DHUNE – Medusa

Difficile trovare band che in un solo disco riescono a fondere metal moderno (e non), stoner e gothic, in una fusione singolare ed accattivante. Infatti i Dhune suonano alquanto originali alle mie orecchie, la miscela inedita di tali influenze li rende freschi e facilmente fruibili. Le tracce sono intrise di un costante alone dark, accentuato dalle atmosfere create dalle tastiere – tuttavia mai invadenti – e, mentre le chitarre ribassate architettano riff imponenti e colossali, le voci (Davide e Cinzia) si alternano in maniera egregia, lui dotato di corde possenti e ben istruite (lo stile si avvicina talvolta a quello di Mr.
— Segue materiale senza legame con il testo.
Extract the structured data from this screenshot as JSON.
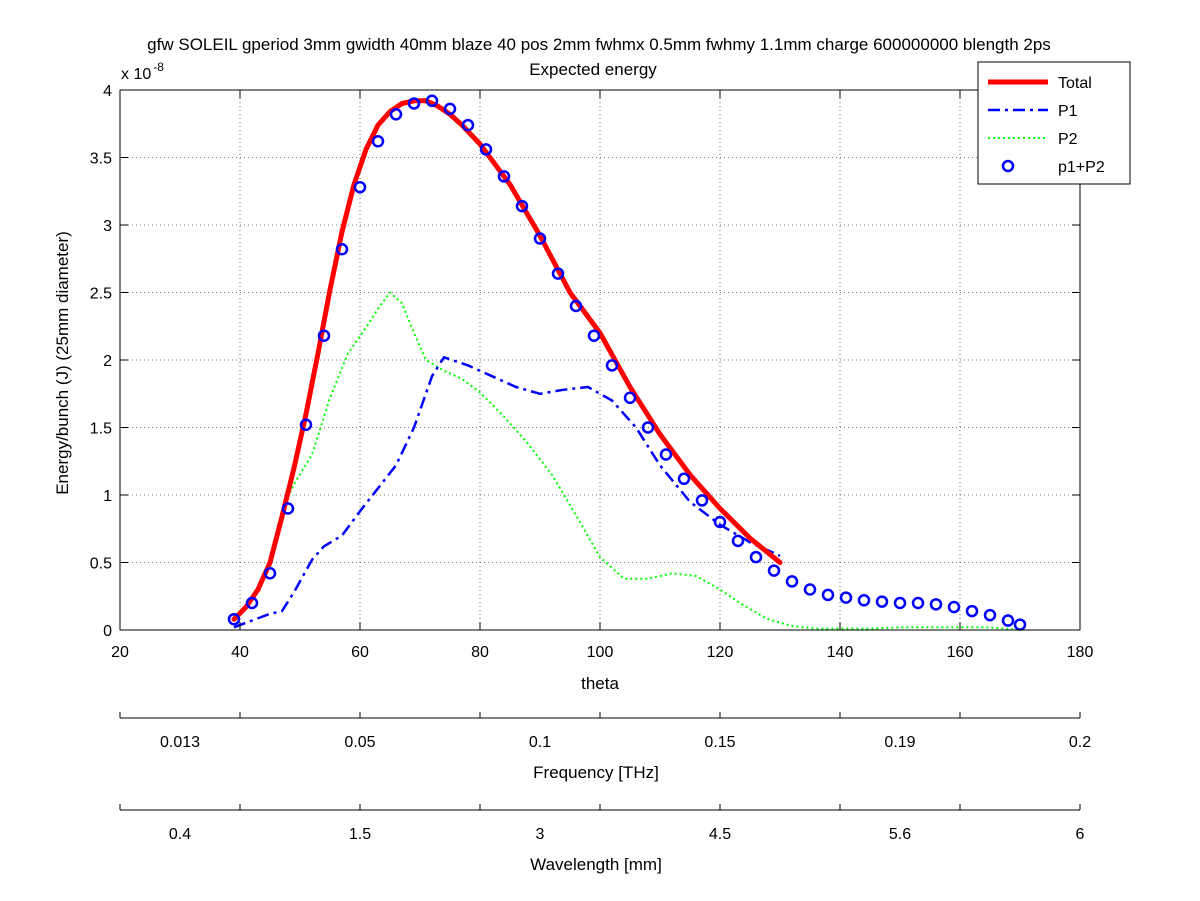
{
  "chart_data": {
    "type": "line",
    "title": "gfw SOLEIL gperiod 3mm gwidth 40mm blaze 40 pos 2mm fwhmx 0.5mm fwhmy 1.1mm charge 600000000 blength 2ps",
    "subtitle": "Expected energy",
    "xlabel": "theta",
    "ylabel": "Energy/bunch (J) (25mm diameter)",
    "y_multiplier": "x 10",
    "y_exponent": "-8",
    "xlim": [
      20,
      180
    ],
    "ylim": [
      0,
      4
    ],
    "grid": true,
    "legend_position": "top-right",
    "x_ticks": [
      "20",
      "40",
      "60",
      "80",
      "100",
      "120",
      "140",
      "160",
      "180"
    ],
    "y_ticks": [
      "0",
      "0.5",
      "1",
      "1.5",
      "2",
      "2.5",
      "3",
      "3.5",
      "4"
    ],
    "secondary_axes": [
      {
        "label": "Frequency [THz]",
        "ticks": [
          "0.013",
          "0.05",
          "0.1",
          "0.15",
          "0.19",
          "0.2"
        ]
      },
      {
        "label": "Wavelength [mm]",
        "ticks": [
          "0.4",
          "1.5",
          "3",
          "4.5",
          "5.6",
          "6"
        ]
      }
    ],
    "series": [
      {
        "name": "Total",
        "style": "solid",
        "color": "#ff0000",
        "x": [
          39,
          41,
          43,
          45,
          47,
          49,
          51,
          53,
          55,
          57,
          59,
          61,
          63,
          65,
          67,
          69,
          71,
          73,
          75,
          77,
          80,
          85,
          90,
          95,
          100,
          105,
          110,
          115,
          120,
          125,
          130
        ],
        "y": [
          0.08,
          0.17,
          0.3,
          0.5,
          0.84,
          1.2,
          1.6,
          2.05,
          2.52,
          2.95,
          3.3,
          3.56,
          3.74,
          3.84,
          3.9,
          3.92,
          3.92,
          3.88,
          3.82,
          3.74,
          3.6,
          3.3,
          2.92,
          2.5,
          2.2,
          1.8,
          1.45,
          1.15,
          0.9,
          0.68,
          0.5
        ]
      },
      {
        "name": "P1",
        "style": "dashdot",
        "color": "#0000ff",
        "x": [
          39,
          42,
          45,
          47,
          49,
          52,
          54,
          57,
          60,
          63,
          66,
          69,
          72,
          74,
          78,
          82,
          86,
          90,
          94,
          98,
          102,
          106,
          110,
          115,
          120,
          125,
          130
        ],
        "y": [
          0.02,
          0.07,
          0.12,
          0.14,
          0.28,
          0.52,
          0.62,
          0.7,
          0.88,
          1.05,
          1.22,
          1.5,
          1.88,
          2.02,
          1.96,
          1.88,
          1.8,
          1.75,
          1.78,
          1.8,
          1.7,
          1.5,
          1.22,
          0.95,
          0.78,
          0.65,
          0.55
        ]
      },
      {
        "name": "P2",
        "style": "dotted",
        "color": "#00ff00",
        "x": [
          47,
          49,
          52,
          55,
          58,
          61,
          63,
          65,
          67,
          69,
          71,
          74,
          77,
          80,
          84,
          88,
          92,
          96,
          100,
          104,
          108,
          112,
          116,
          120,
          124,
          128,
          132,
          136,
          140,
          145,
          150,
          155,
          160,
          165,
          170
        ],
        "y": [
          0.88,
          1.08,
          1.3,
          1.72,
          2.05,
          2.24,
          2.38,
          2.5,
          2.42,
          2.2,
          2.0,
          1.92,
          1.86,
          1.76,
          1.58,
          1.38,
          1.15,
          0.85,
          0.54,
          0.38,
          0.38,
          0.42,
          0.4,
          0.3,
          0.18,
          0.08,
          0.03,
          0.01,
          0.01,
          0.01,
          0.02,
          0.02,
          0.02,
          0.02,
          0.0
        ]
      },
      {
        "name": "p1+P2",
        "style": "markers",
        "color": "#0000ff",
        "x": [
          39,
          42,
          45,
          48,
          51,
          54,
          57,
          60,
          63,
          66,
          69,
          72,
          75,
          78,
          81,
          84,
          87,
          90,
          93,
          96,
          99,
          102,
          105,
          108,
          111,
          114,
          117,
          120,
          123,
          126,
          129,
          132,
          135,
          138,
          141,
          144,
          147,
          150,
          153,
          156,
          159,
          162,
          165,
          168,
          170
        ],
        "y": [
          0.08,
          0.2,
          0.42,
          0.9,
          1.52,
          2.18,
          2.82,
          3.28,
          3.62,
          3.82,
          3.9,
          3.92,
          3.86,
          3.74,
          3.56,
          3.36,
          3.14,
          2.9,
          2.64,
          2.4,
          2.18,
          1.96,
          1.72,
          1.5,
          1.3,
          1.12,
          0.96,
          0.8,
          0.66,
          0.54,
          0.44,
          0.36,
          0.3,
          0.26,
          0.24,
          0.22,
          0.21,
          0.2,
          0.2,
          0.19,
          0.17,
          0.14,
          0.11,
          0.07,
          0.04
        ]
      }
    ]
  }
}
Warrel Dane), lei anima candida e soave (in veste di corista).Ottima partenza affidata a “Fading truth”, chitarre robuste e ritornello catchy, caratteristica tipica del combo piacentino. Riffoni alla Zakk Wylde ci tengono compagnia nelle seguenti “The Reason” e “Fly Away”, sempre accompagnati dal buon ritornellone. Un tuffo nel gothic metal con “Medusa”, inno di malinconia e solitudine, evocativa ed affascinante. Tornano alla mente quei capolavori di metà anni ’90 come “Wildhoney” dei Tiamat o “Draconian Times” dei Paradise Lost, tanto per citarne alcuni, ma con una spiccata sensibilità tipica dei Nevermore più intimisti. Con “We Are Divine” penso invece ai Charon di “Tearstained” in quanto a semplicità e carica emotiva, mentre con “The Storm” ci troviamo di fronte ad un pezzo stoner moderno, grondante groove e con dei riff davvero notevoli (e con dei ritornelli davvero ruffiani). Un orecchio poco attento potrebbe giungere alla conclusione che i Dhune sono solo una mera accozzaglia di generi troppo distanti tra loro per andare d’accordo, io invece sono convinto del contrario. Bisogna sempre tener conto di come si portano avanti certe contaminazioni, e nel caso dei Dhune sono espresse in maniera del tutto intelligente. Possiamo forse parlare di stoner gothic metal? Se non vi piace possiamo tranquillamente togliere ogni tipo di etichetta, ma l’invito a scoprire questa promettente band rimane.